Бесспорно, Мопассан описал здесь Леонию Леон, Эгерию Гамбетты. Есть основания предполагать, что таинственная сестра этой дамы одно время водила рукой Мопассана.
Если и поговаривали о том, что за Мезруа кто-то писал его романы, если и предполагали, что то же самое происходило и с бароном де Во, если и Мопассан в раннем периоде своего творчества, быть может, тоже прибегал к подобной помощи, если история и полна рассказами о писателях и политиках, пользовавшихся услугами советчиц, сколь проницательных, столь и таинственных, если совсем недавно и имел место судебный процесс, на котором наследники Юлии Доде доказывали, что она принимала активное участие в создании произведений своего мужа, — то все это только подтверждает типичность подобных явлений. В атмосфере XIX столетия многие женщины посвящали себя деятельности, запрещенной условностями того времени, действуя через подставных мужчин.
Образ мадам Форестье вырастает, таким образом, до границ собирательного образа.
Нынешний живой интерес к творчеству Мопассана и, в частности, к «Милому другу» объясняется как недавними событиями в Северной Африке и Индокитае, так и возросшим интересом к сексуальным проблемам.

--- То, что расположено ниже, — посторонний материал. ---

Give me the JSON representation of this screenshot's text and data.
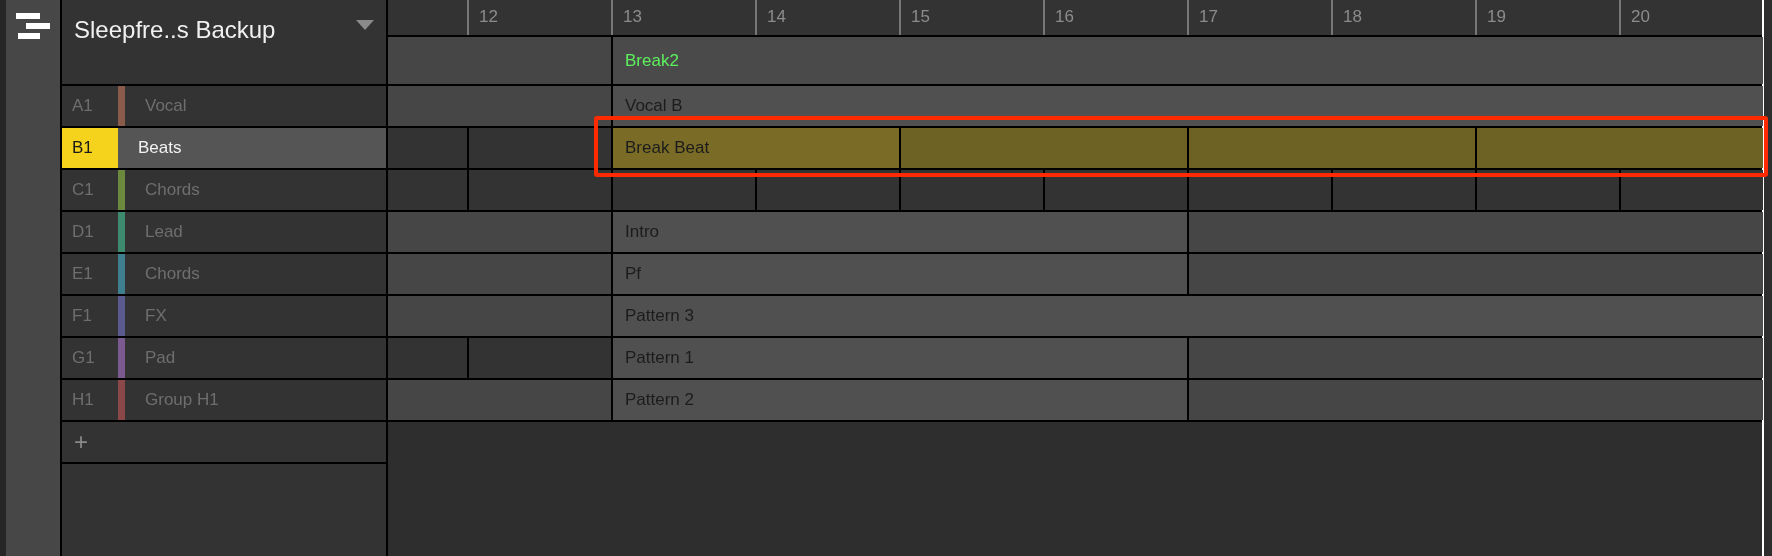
{
  "project": {
    "title": "Sleepfre..s Backup"
  },
  "ruler": [
    "12",
    "13",
    "14",
    "15",
    "16",
    "17",
    "18",
    "19",
    "20"
  ],
  "scene_row": {
    "slots": [
      {
        "kind": "region"
      },
      {
        "kind": "continue"
      },
      {
        "kind": "scene",
        "label": "Break2"
      },
      {
        "kind": "continue"
      },
      {
        "kind": "continue"
      },
      {
        "kind": "continue"
      },
      {
        "kind": "continue"
      },
      {
        "kind": "continue"
      },
      {
        "kind": "continue"
      },
      {
        "kind": "continue"
      }
    ]
  },
  "groups": [
    {
      "slot": "A1",
      "name": "Vocal",
      "color": "#8a5a4a",
      "selected": false,
      "framed": false,
      "slots": [
        {
          "kind": "region"
        },
        {
          "kind": "continue"
        },
        {
          "kind": "clip",
          "label": "Vocal B"
        },
        {
          "kind": "continue"
        },
        {
          "kind": "continue"
        },
        {
          "kind": "continue"
        },
        {
          "kind": "continue"
        },
        {
          "kind": "continue"
        },
        {
          "kind": "continue"
        },
        {
          "kind": "continue"
        }
      ]
    },
    {
      "slot": "B1",
      "name": "Beats",
      "color": "#f5d21b",
      "selected": true,
      "framed": true,
      "slots": [
        {
          "kind": "empty"
        },
        {
          "kind": "empty"
        },
        {
          "kind": "pattern",
          "label": "Break Beat"
        },
        {
          "kind": "continue"
        },
        {
          "kind": "loop"
        },
        {
          "kind": "continue"
        },
        {
          "kind": "loop"
        },
        {
          "kind": "continue"
        },
        {
          "kind": "loop"
        },
        {
          "kind": "continue"
        }
      ]
    },
    {
      "slot": "C1",
      "name": "Chords",
      "color": "#6b8a3e",
      "selected": false,
      "framed": false,
      "slots": [
        {
          "kind": "empty"
        },
        {
          "kind": "empty"
        },
        {
          "kind": "empty"
        },
        {
          "kind": "empty"
        },
        {
          "kind": "empty"
        },
        {
          "kind": "empty"
        },
        {
          "kind": "empty"
        },
        {
          "kind": "empty"
        },
        {
          "kind": "empty"
        },
        {
          "kind": "empty"
        }
      ]
    },
    {
      "slot": "D1",
      "name": "Lead",
      "color": "#3e8a6e",
      "selected": false,
      "framed": false,
      "slots": [
        {
          "kind": "region"
        },
        {
          "kind": "continue"
        },
        {
          "kind": "clip",
          "label": "Intro"
        },
        {
          "kind": "continue"
        },
        {
          "kind": "continue"
        },
        {
          "kind": "continue"
        },
        {
          "kind": "region"
        },
        {
          "kind": "continue"
        },
        {
          "kind": "continue"
        },
        {
          "kind": "continue"
        }
      ]
    },
    {
      "slot": "E1",
      "name": "Chords",
      "color": "#3e7f8f",
      "selected": false,
      "framed": false,
      "slots": [
        {
          "kind": "region"
        },
        {
          "kind": "continue"
        },
        {
          "kind": "clip",
          "label": "Pf"
        },
        {
          "kind": "continue"
        },
        {
          "kind": "continue"
        },
        {
          "kind": "continue"
        },
        {
          "kind": "region"
        },
        {
          "kind": "continue"
        },
        {
          "kind": "continue"
        },
        {
          "kind": "continue"
        }
      ]
    },
    {
      "slot": "F1",
      "name": "FX",
      "color": "#5a5a8f",
      "selected": false,
      "framed": false,
      "slots": [
        {
          "kind": "region"
        },
        {
          "kind": "continue"
        },
        {
          "kind": "clip",
          "label": "Pattern 3"
        },
        {
          "kind": "continue"
        },
        {
          "kind": "continue"
        },
        {
          "kind": "continue"
        },
        {
          "kind": "continue"
        },
        {
          "kind": "continue"
        },
        {
          "kind": "continue"
        },
        {
          "kind": "continue"
        }
      ]
    },
    {
      "slot": "G1",
      "name": "Pad",
      "color": "#7a5a8f",
      "selected": false,
      "framed": false,
      "slots": [
        {
          "kind": "empty"
        },
        {
          "kind": "empty"
        },
        {
          "kind": "clip",
          "label": "Pattern 1"
        },
        {
          "kind": "continue"
        },
        {
          "kind": "continue"
        },
        {
          "kind": "continue"
        },
        {
          "kind": "region"
        },
        {
          "kind": "continue"
        },
        {
          "kind": "continue"
        },
        {
          "kind": "continue"
        }
      ]
    },
    {
      "slot": "H1",
      "name": "Group H1",
      "color": "#8a4848",
      "selected": false,
      "framed": false,
      "slots": [
        {
          "kind": "region"
        },
        {
          "kind": "continue"
        },
        {
          "kind": "clip",
          "label": "Pattern 2"
        },
        {
          "kind": "continue"
        },
        {
          "kind": "continue"
        },
        {
          "kind": "continue"
        },
        {
          "kind": "region"
        },
        {
          "kind": "continue"
        },
        {
          "kind": "continue"
        },
        {
          "kind": "continue"
        }
      ]
    }
  ],
  "add_label": "+"
}
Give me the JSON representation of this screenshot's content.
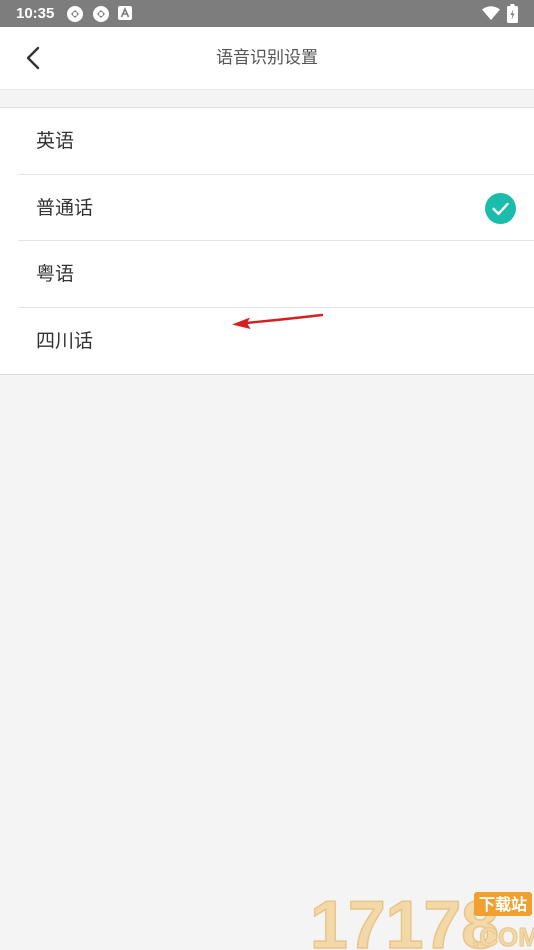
{
  "status_bar": {
    "time": "10:35",
    "icons": [
      "sync-icon",
      "sync-icon",
      "notification-a-icon",
      "wifi-icon",
      "battery-icon"
    ]
  },
  "header": {
    "back_icon": "chevron-left-icon",
    "title": "语音识别设置"
  },
  "languages": [
    {
      "label": "英语",
      "selected": false
    },
    {
      "label": "普通话",
      "selected": true
    },
    {
      "label": "粤语",
      "selected": false
    },
    {
      "label": "四川话",
      "selected": false
    }
  ],
  "colors": {
    "status_bar": "#7d7d7d",
    "accent_check": "#1cbcac",
    "annotation_arrow": "#d42020",
    "background": "#f4f4f4"
  },
  "watermark": {
    "number_text": "17178",
    "top_text": "下载站",
    "bottom_text": ".COM"
  }
}
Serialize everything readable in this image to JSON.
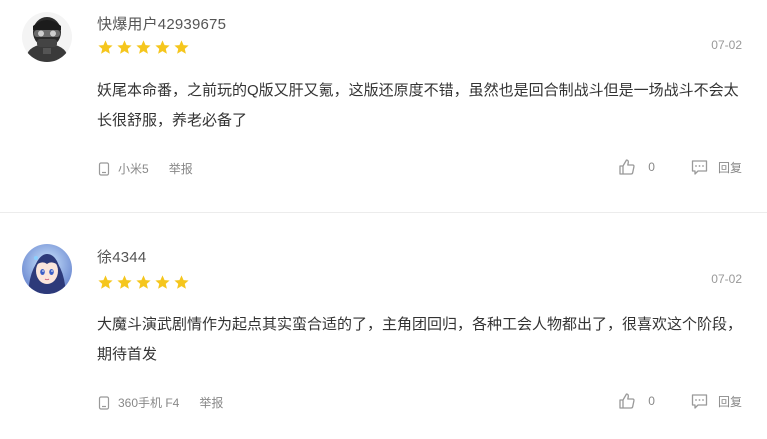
{
  "colors": {
    "star": "#f5c61d",
    "divider": "#ececec",
    "muted": "#888888"
  },
  "reviews": [
    {
      "username": "快爆用户42939675",
      "rating": 5,
      "date": "07-02",
      "content": "妖尾本命番，之前玩的Q版又肝又氪，这版还原度不错，虽然也是回合制战斗但是一场战斗不会太长很舒服，养老必备了",
      "device": "小米5",
      "report_label": "举报",
      "likes": "0",
      "reply_label": "回复",
      "avatar_icon": "masked-soldier-avatar"
    },
    {
      "username": "徐4344",
      "rating": 5,
      "date": "07-02",
      "content": "大魔斗演武剧情作为起点其实蛮合适的了，主角团回归，各种工会人物都出了，很喜欢这个阶段，期待首发",
      "device": "360手机 F4",
      "report_label": "举报",
      "likes": "0",
      "reply_label": "回复",
      "avatar_icon": "anime-girl-avatar"
    }
  ]
}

Начнем с них. Образ мадам Форестье послужит нам отправной точкой, поскольку именно они являлись ее призванием! Мопассан собрал вокруг Милого друга великолепный гарем влюбленных женщин. У них совершенно иной облик, нежели у пошловатых и полнокровных маленьких графинь, образы которых он создает в это же времй. Рядом с самобытной, своеобразной и рассудочной мадам Форестье мадам де Марель, всего лишь своевольная ветреница, растлившая Милого друга, тайком бросавшая золото в его кошелек, разражающаяся гневом при известии о каждой его новой измене, но неизменно прощающая, в конце концов смиряющаяся с его расчетливым браком и возвращающая Милого друга себе здесь же, во время церковной церемонии. Опускается ли она до грязных притонов вместе со своим любовником, оскорбляет ли его или умоляет — во всем она проявляет себя великолепной партнершей
. История грехопадения мадам Вальтер, одной из жертв Милого друга, более схематична, разумеется. Она правдива, трогательна и почти омерзительна со своими слезами и седыми волосами. Еще более остро его чувствует Сюзанна, ее дочь, совсем еще юная девушка, очень юная и очень влюбленная.Мопассан берет реванш, создавая два других образа: Рашель из Фоли-Бержер, которая написана словно бы тончайшей кистью Мане, — писателю удавались все его Рашели, а сколько у него их было! — и в особенности дочурка мадам де Марель, Лорина, маленькое обаятельное существо, очаровательная дикарка, которой виртуоз Мопассан доверил в самом начале книги дать прозвище Дюруа, подчеркивая тем самым, что в этой крошке пробудился уже извечный инстинкт женщины, вступающей в соглашение с Милым другом.
В 1884 году, за год до этого, в очерке «Гюстав Флобер» Мопассан писал: «Нравиться женщинам! Пламенное желание почти всех… Благодаря всемогущей силе своего таланта стать в Париже, в обществе, исключительным, из ряда вон выходящим человеком, которым восторгаются, за которым ухаживают, которого любят, который может по своему выбору срывать эти плоды из живой плоти, что нас так соблазнительно влекут!» То был гимн мужскому началу, о котором он писал и в романе. И действительно, Мопассан изобразил в нем тех женщин, которых знал. Писателя вдохновляли мадам Форестье, мадам де Марель, те многочисленные миленькие графини, которых он знал и любил (по-своему!), девица из Фоли-Бержер, малютка Лорина и в значительно меньшей степени престарелая дама, глупая гусыня, представительница того типа женщин, к которому он испытывал куда меньшее тяготение.